1st Prize: Amit Das (Computer Science, Biomedical Data Science, Epidemiology) Advisor: Saeed Hassanpour

My research introduces HistoStainAlign, a novel deep learning framework for predicting immunohistochemistry (IHC) staining patterns directly from hematoxylin and eosin (H&E) whole-slide images. By aligning morphological and molecular features using contrastive learning, this model reduces the need for costly and time-consuming IHC procedures. Evaluated on gastrointestinal and lung tissues for P53, PD-L1, and Ki-67 biomarkers, the framework demonstrated strong predictive accuracy and cross-modality alignment. This work has applications in digital pathology, enabling faster and more cost-effective cancer diagnostics.

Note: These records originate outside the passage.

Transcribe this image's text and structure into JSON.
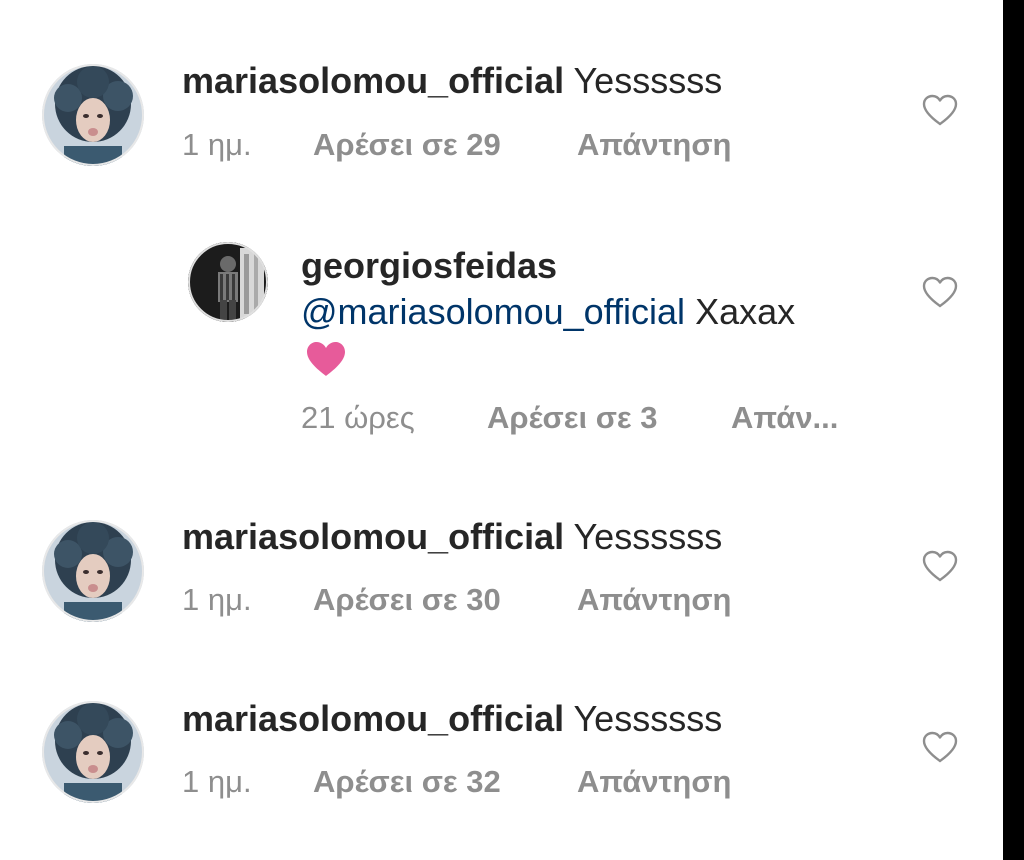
{
  "comments": [
    {
      "username": "mariasolomou_official",
      "text": "Yessssss",
      "time": "1 ημ.",
      "likes": "Αρέσει σε 29",
      "reply": "Απάντηση"
    },
    {
      "username": "georgiosfeidas",
      "mention": "@mariasolomou_official",
      "text": "Xaxax",
      "emoji": "heart-emoji",
      "time": "21 ώρες",
      "likes": "Αρέσει σε 3",
      "reply": "Απάν..."
    },
    {
      "username": "mariasolomou_official",
      "text": "Yessssss",
      "time": "1 ημ.",
      "likes": "Αρέσει σε 30",
      "reply": "Απάντηση"
    },
    {
      "username": "mariasolomou_official",
      "text": "Yessssss",
      "time": "1 ημ.",
      "likes": "Αρέσει σε 32",
      "reply": "Απάντηση"
    }
  ],
  "colors": {
    "text": "#262626",
    "meta": "#8e8e8e",
    "mention": "#003569",
    "emoji_heart": "#e75b9a",
    "heart_outline": "#8e8e8e"
  },
  "icons": {
    "like": "heart-outline-icon",
    "emoji": "pink-heart-emoji"
  }
}
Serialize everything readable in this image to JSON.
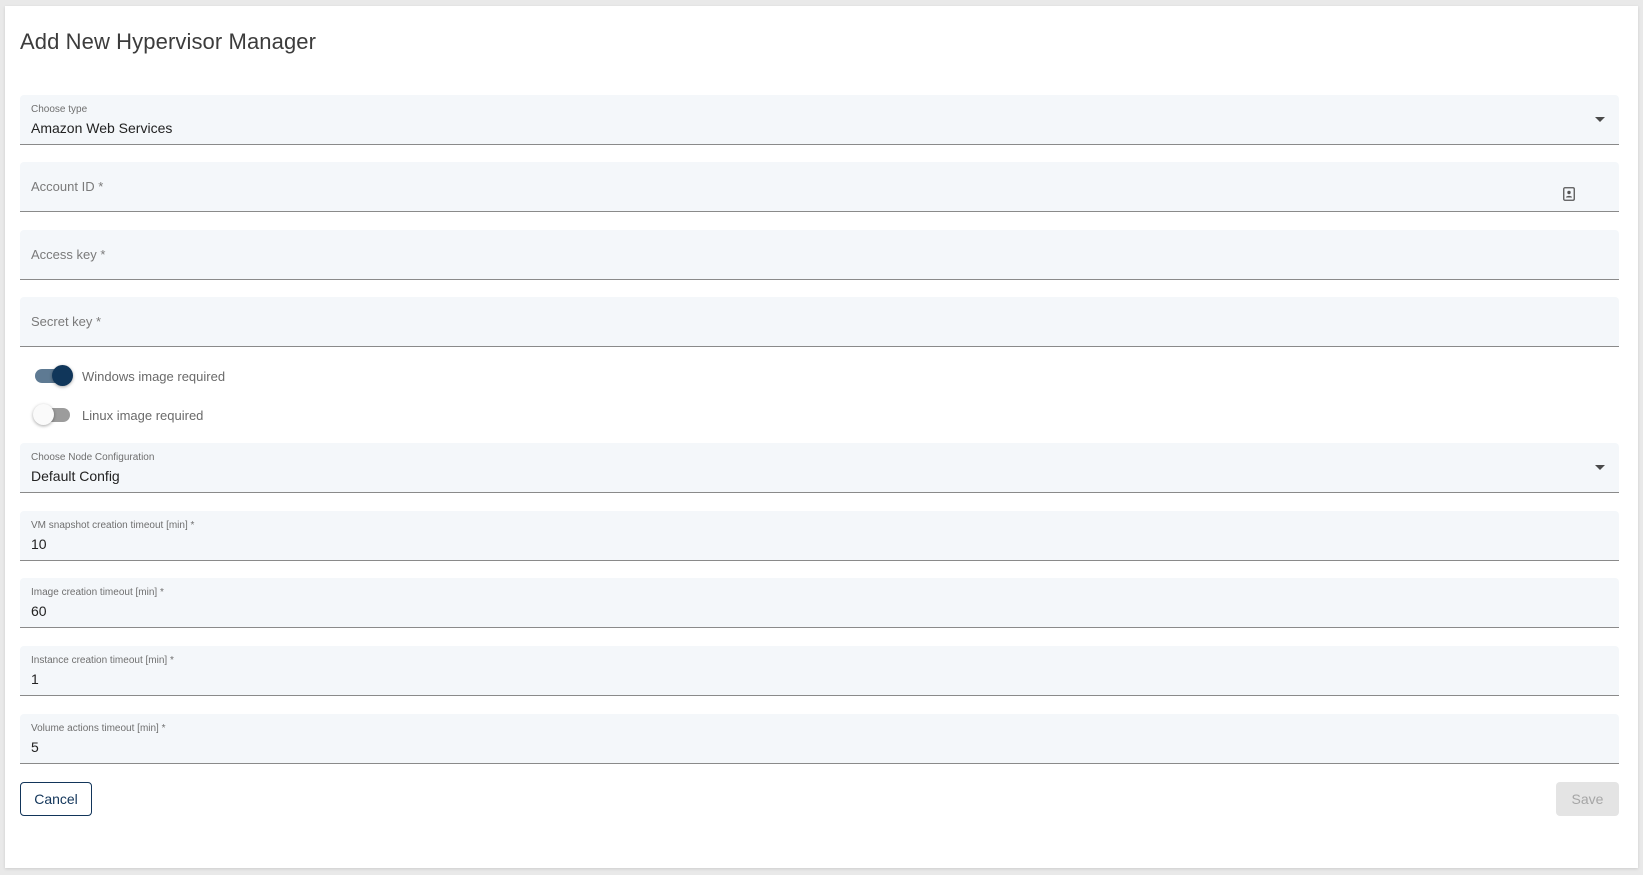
{
  "dialog": {
    "title": "Add New Hypervisor Manager"
  },
  "type_select": {
    "label": "Choose type",
    "value": "Amazon Web Services",
    "icon": "chevron-down-icon"
  },
  "account_id": {
    "placeholder": "Account ID *",
    "value": "",
    "icon": "contact-card-icon"
  },
  "access_key": {
    "placeholder": "Access key *",
    "value": ""
  },
  "secret_key": {
    "placeholder": "Secret key *",
    "value": ""
  },
  "windows_toggle": {
    "label": "Windows image required",
    "checked": true
  },
  "linux_toggle": {
    "label": "Linux image required",
    "checked": false
  },
  "node_config_select": {
    "label": "Choose Node Configuration",
    "value": "Default Config",
    "icon": "chevron-down-icon"
  },
  "vm_snapshot_timeout": {
    "label": "VM snapshot creation timeout [min] *",
    "value": "10"
  },
  "image_creation_timeout": {
    "label": "Image creation timeout [min] *",
    "value": "60"
  },
  "instance_creation_timeout": {
    "label": "Instance creation timeout [min] *",
    "value": "1"
  },
  "volume_actions_timeout": {
    "label": "Volume actions timeout [min] *",
    "value": "5"
  },
  "actions": {
    "cancel_label": "Cancel",
    "save_label": "Save",
    "save_enabled": false
  },
  "colors": {
    "primary": "#12355a",
    "field_bg": "#f4f7fa",
    "toggle_on_knob": "#10365a",
    "disabled_bg": "#e4e4e4"
  }
}
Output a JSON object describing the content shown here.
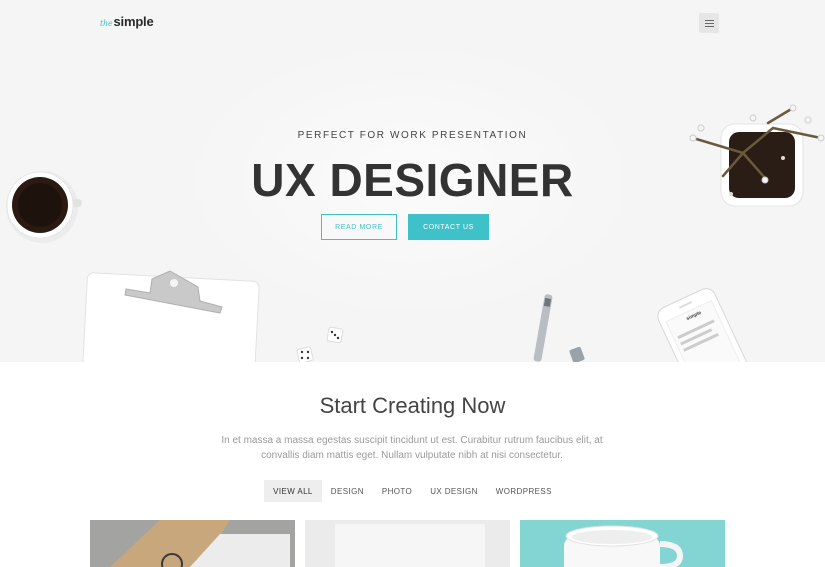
{
  "header": {
    "logo_prefix": "the",
    "logo_name": "simple",
    "menu_icon": "hamburger-menu-icon"
  },
  "hero": {
    "kicker": "PERFECT FOR WORK PRESENTATION",
    "title": "UX DESIGNER",
    "read_more_label": "READ MORE",
    "contact_label": "CONTACT US",
    "accent_color": "#3fc1c9",
    "phone_screen_logo": "simple"
  },
  "section": {
    "title": "Start Creating Now",
    "description": "In et massa a massa egestas suscipit tincidunt ut est. Curabitur rutrum faucibus elit, at convallis diam mattis eget. Nullam vulputate nibh at nisi consectetur.",
    "filters": [
      {
        "label": "VIEW ALL",
        "active": true
      },
      {
        "label": "DESIGN",
        "active": false
      },
      {
        "label": "PHOTO",
        "active": false
      },
      {
        "label": "UX DESIGN",
        "active": false
      },
      {
        "label": "WORDPRESS",
        "active": false
      }
    ]
  },
  "portfolio": {
    "items": [
      {
        "name": "branding-card-photo"
      },
      {
        "name": "blank-paper-photo"
      },
      {
        "name": "white-mug-photo"
      }
    ]
  }
}
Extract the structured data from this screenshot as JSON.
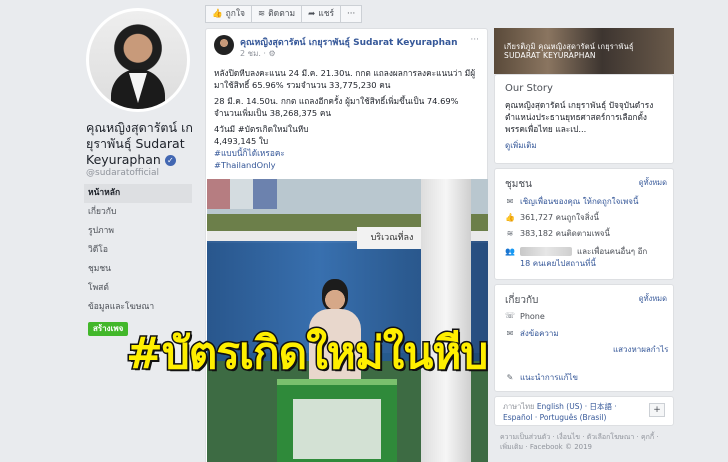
{
  "profile": {
    "name": "คุณหญิงสุดารัตน์ เกยุราพันธุ์ Sudarat Keyuraphan",
    "handle": "@sudaratofficial",
    "verified_icon": "verified-check-icon"
  },
  "nav": {
    "items": [
      "หน้าหลัก",
      "เกี่ยวกับ",
      "รูปภาพ",
      "วิดีโอ",
      "ชุมชน",
      "โพสต์",
      "ข้อมูลและโฆษณา"
    ],
    "active_index": 0,
    "create_label": "สร้างเพจ"
  },
  "actions": {
    "like": "ถูกใจ",
    "follow": "ติดตาม",
    "share": "แชร์",
    "more": "···"
  },
  "post": {
    "author": "คุณหญิงสุดารัตน์ เกยุราพันธุ์ Sudarat Keyuraphan",
    "time": "2 ชม. · ⚙",
    "paragraph1": "หลังปิดหีบลงคะแนน 24 มี.ค. 21.30น. กกต แถลงผลการลงคะแนนว่า มีผู้มาใช้สิทธิ์ 65.96% รวมจำนวน 33,775,230 คน",
    "paragraph2": "28 มี.ค. 14.50น. กกต แถลงอีกครั้ง ผู้มาใช้สิทธิ์เพิ่มขึ้นเป็น 74.69% จำนวนเพิ่มเป็น 38,268,375 คน",
    "line3": "4วันมี #บัตรเกิดใหม่ในหีบ",
    "line4": "4,493,145 ใบ",
    "tag1": "#แบบนี้ก็ได้เหรอคะ",
    "tag2": "#ThailandOnly",
    "photo_sign": "บริเวณที่ลง"
  },
  "cover": {
    "text_line1": "เกียรติภูมิ คุณหญิงสุดารัตน์ เกยุราพันธุ์",
    "text_line2": "SUDARAT KEYURAPHAN"
  },
  "our_story": {
    "title": "Our Story",
    "text": "คุณหญิงสุดารัตน์ เกยุราพันธุ์ ปัจจุบันดำรงตำแหน่งประธานยุทธศาสตร์การเลือกตั้ง พรรคเพื่อไทย และเป...",
    "more": "ดูเพิ่มเติม"
  },
  "community": {
    "title": "ชุมชน",
    "see_all": "ดูทั้งหมด",
    "invite": "เชิญเพื่อนของคุณ ให้กดถูกใจเพจนี้",
    "likes": "361,727 คนถูกใจสิ่งนี้",
    "follows": "383,182 คนติดตามเพจนี้",
    "friends": "และเพื่อนคนอื่นๆ อีก",
    "checkins": "18 คนเคยไปสถานที่นี้"
  },
  "about": {
    "title": "เกี่ยวกับ",
    "see_all": "ดูทั้งหมด",
    "phone": "Phone",
    "send_message": "ส่งข้อความ",
    "suggest": "แนะนำการแก้ไข",
    "interests": "แสวงหาผลกำไร"
  },
  "languages": {
    "current": "ภาษาไทย",
    "options": "English (US) · 日本語 · Español · Português (Brasil)",
    "add": "+"
  },
  "footer": {
    "text": "ความเป็นส่วนตัว · เงื่อนไข · ตัวเลือกโฆษณา · คุกกี้ · เพิ่มเติม · Facebook © 2019"
  },
  "overlay": {
    "hashtag": "#บัตรเกิดใหม่ในหีบ"
  },
  "colors": {
    "fb_blue": "#4267b2",
    "link": "#365899",
    "green": "#42b72a",
    "overlay_yellow": "#ffef00"
  }
}
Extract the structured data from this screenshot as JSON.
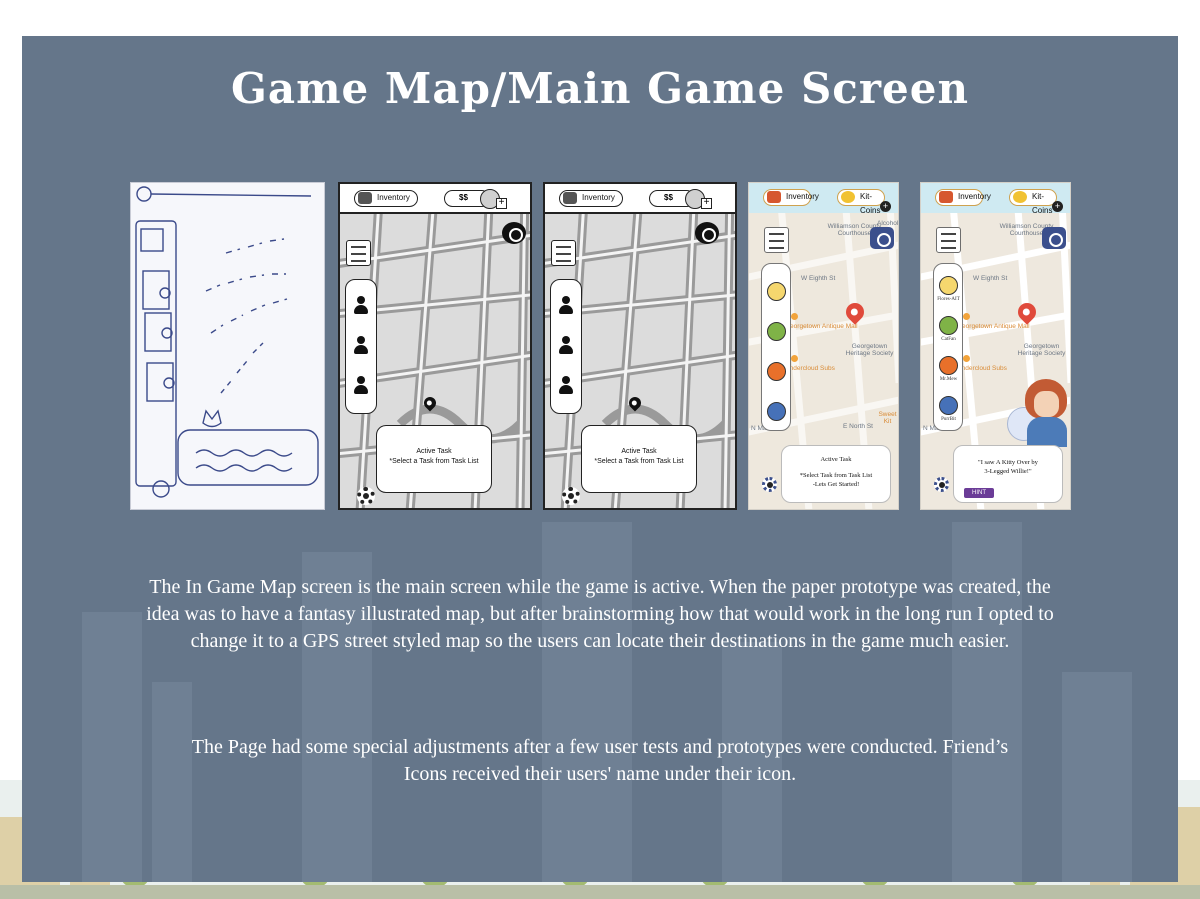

2nd Prize: Karun Ram (Computer Science) Advisor: Siddhartha Jayanti

In this paper, we consider a near-optimal randomized multiprocessor algorithm for the union-find problem due to Jayanti and Tarjan, and provide the first machine-verified proof of its correctness. Our proof, written in TLA+ and verified using TLAPS, is intricate—spanning over 16,000 lines and organized into 20 theorems. Further, our modelling of the object, and the corresponding proof, introduce novel methods which could aid future machine-verification efforts. Because the proof is machine-certified, algorithm designers can rely on the correctness of these union-find implementations without manually inspecting the proof details, thereby mitigating the risk of catastrophic race conditions and concurrency bugs.

2nd Prize: Mingyue Zha (Quantitative Social Science) Advisor: Herbert Chang

Content-creator collaborations enhance digital viewership and revenue, yet few studies examine gender inequities in these dynamics. Analyzing 42,376 YouTube videos and 6.1 million comments across 150 channels and 3 games, this study uses Shapley value from cooperative game theory to reveal in-group collaboration patterns shaped by game affordances. Despite genre differences, audience biases remain consistent, reflecting symmetric biases across the gaming communities. Thus, we find supply-side gender asymmetries and demand-side symmetries. Our results build on digital bias literature, demonstrate how genre and affordances shape gendered collaboration and direction of inequality, and provide a framework to quantify synergy.

3rd Prize: Matthew Timofeev (Engineering) Advisor: William Scheideler

Perovskite solar cells are emerging alternatives to silicon due to their high efficiency and relative ease of fabrication, but their power stability when combining solar cells into large-scale modules remains a drawback. This project builds towards a design aid for fault-tolerant perovskite solar modules, based on extensive finite-element simulation and predicting solar module performance given expected distributions of defects within component cells, such as pinhole shunts and excessive series resistance. This exploits cases where poor shunt and series resistance may combine and preserve module performance, presenting an opportunity for rapid design iteration in novel solar module designs for stability.

https://pubs.aip.org/aip/ape/article/1/3/036104/2918603

3rd Prize: Pratim Chowdhary (Computer Science) Advisor: Peter Chin

This paper introduces K-MSHC, a framework for identifying minimal sets of attention heads crucial for specific tasks in language models. Using Gemma-9B, researchers discovered that different capabilities utilize distinct neural circuits: grammar tasks primarily engage early layers (0-6), arithmetic verification shows distributed patterns across the network, and word problems activate both shallow and deep regions.

Key findings: Tasks share "weak" computational components but maintain dedicated "super-heads" with minimal overlap for critical processing. This reveals that language models develop specialized yet partially reusable circuits rather than fully general mechanisms.

Importance: This work advances mechanistic interpretability by providing tools to understand how language models organize capabilities, potentially enabling targeted interventions to enhance specific abilities without disrupting others.